Un abbondante raccolto

Ieri è stato tempo di raccolto, un abbondante raccolto. Quello in foto è la metà del raccolto di prugne di quest'anno.

Ebbene si, ben due prugne. L'albero, un albero molto vecchio che ho in giardino, dovrebbe produrre sorcini, quelle prugne piccole e nere.

E invece quest'anno ha prodotto solo due frutti (due di numero) ma enormi, quasi un etto l'uno, entrambi dolcissimi.

Spazzare il giardino è un'attività che richiede più progettazione e pianificazione di quanto non si creda

Dopo due settimane di abbandono del giardino a se stesso ho deciso che era ora di fare qualcosa. Tra arance cadute (arance amare), cachi acerbi caduti, aghi di pino e foglie secche a momenti facevo fatica ad estrate in casa senza inciampare. Siccome sono furbo ho pensato di sbrigarmela in un paio d'ore. Siccome ho una persona che segue il giardino (che ora è meritatamente in ferie) era un anno esatto che non prendevo rastrello e scopa di saggina in mano.

Dopo le due ore previste non ero nemmeno ad un terzo del lavoro.

A parte la sudata - resa più copiosa da un improvviso ritorno d'estate a Roma - e la compagnia di zanzare tigre grosse come fenicotteri, ho realizzato che per fare un buon lavoro nei tempi giusti servono metodo, progettazione e pianificazione.

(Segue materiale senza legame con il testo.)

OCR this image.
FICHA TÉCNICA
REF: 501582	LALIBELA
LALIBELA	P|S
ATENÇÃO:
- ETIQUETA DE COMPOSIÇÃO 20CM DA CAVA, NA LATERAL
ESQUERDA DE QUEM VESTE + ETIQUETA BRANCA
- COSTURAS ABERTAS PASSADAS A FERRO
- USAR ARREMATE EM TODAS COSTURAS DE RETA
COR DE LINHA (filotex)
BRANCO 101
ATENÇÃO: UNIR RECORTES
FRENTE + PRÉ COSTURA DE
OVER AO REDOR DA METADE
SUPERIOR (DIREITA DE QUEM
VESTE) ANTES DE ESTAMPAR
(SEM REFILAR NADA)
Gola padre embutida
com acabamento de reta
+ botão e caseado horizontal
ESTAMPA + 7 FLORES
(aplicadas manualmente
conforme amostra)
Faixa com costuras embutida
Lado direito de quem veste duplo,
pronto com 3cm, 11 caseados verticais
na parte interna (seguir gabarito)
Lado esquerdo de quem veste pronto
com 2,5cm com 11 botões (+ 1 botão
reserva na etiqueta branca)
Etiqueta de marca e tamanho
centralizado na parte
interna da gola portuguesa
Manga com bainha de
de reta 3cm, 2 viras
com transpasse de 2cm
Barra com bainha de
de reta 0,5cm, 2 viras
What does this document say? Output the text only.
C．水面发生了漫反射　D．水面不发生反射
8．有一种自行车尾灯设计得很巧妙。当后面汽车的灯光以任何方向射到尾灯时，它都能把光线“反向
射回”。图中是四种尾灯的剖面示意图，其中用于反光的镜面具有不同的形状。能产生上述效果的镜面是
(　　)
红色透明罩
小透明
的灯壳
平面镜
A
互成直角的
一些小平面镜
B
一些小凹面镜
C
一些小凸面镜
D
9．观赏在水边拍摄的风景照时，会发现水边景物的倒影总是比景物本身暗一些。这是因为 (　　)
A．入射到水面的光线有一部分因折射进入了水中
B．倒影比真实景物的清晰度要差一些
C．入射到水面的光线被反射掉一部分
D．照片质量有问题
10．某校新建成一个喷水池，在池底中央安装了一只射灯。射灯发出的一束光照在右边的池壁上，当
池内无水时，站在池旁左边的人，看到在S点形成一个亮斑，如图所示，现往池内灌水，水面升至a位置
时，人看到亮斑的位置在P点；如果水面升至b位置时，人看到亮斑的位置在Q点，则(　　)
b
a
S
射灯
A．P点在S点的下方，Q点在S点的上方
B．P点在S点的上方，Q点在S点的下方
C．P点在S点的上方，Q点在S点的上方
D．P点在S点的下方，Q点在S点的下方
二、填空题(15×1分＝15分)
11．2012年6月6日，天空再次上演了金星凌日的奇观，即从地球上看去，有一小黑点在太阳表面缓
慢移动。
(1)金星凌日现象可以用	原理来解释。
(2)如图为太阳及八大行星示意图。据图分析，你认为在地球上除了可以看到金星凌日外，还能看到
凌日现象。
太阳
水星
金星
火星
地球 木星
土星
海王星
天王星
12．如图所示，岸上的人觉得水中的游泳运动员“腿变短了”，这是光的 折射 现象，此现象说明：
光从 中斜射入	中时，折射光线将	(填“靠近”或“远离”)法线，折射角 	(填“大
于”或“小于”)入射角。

Metodo, perchè se si procedede a casaccio si ripassa tre volte in ogni punto. Progettazione, perchè per pulire il giardino serve un piano operativo preciso. Pianificazione, perchè servono un sacco di cose: guanti da giardinaggio pesanti ma traspiranti (non trovavo i miei, ho preso un paio di gomma e dopo mezz'ora avevo le mani bollite come un cotechino), il rastrello, la scopa di saggina, la scopa da giardino con i peli di metallo che non so come si chiama, un secchio porta sacchi, i sacchi condominiali buoni (non quelli comuni che si trovano al supermercato che si bucano in un attimo), una bottiglia d'acqua fresca a portata di mano, 12 litri di anti-zanzare.

Ora ho sei sacchi pieni di rumenta da buttare, il giardino ha ripreso un aspetto decente (ma devo ancora tagliare quel che è rimasto del prato, lo farò domani) ed io ho un bel mal di schiena. Vado a farmi una doccia e riprendere un aspetto umano.

Invendibile campionario da spiaggia

Ero a Fregene in spiaggia la settimana scorsa. Il figlio più piccolo mi aveva regalato da poco una bella macchia di gelato sulla mia camicia bianca incautamente lasciata sul lettino. Un inutile tentativo di smacchiatura "... usa l'acqua minerale..." aveva prodotto un ulteriore disastro. Avrei pagato il doppio o il triplo del suo valore di mercato per una maglietta pulita, visto il progetto di rimanere a cena in spiaggia con amici.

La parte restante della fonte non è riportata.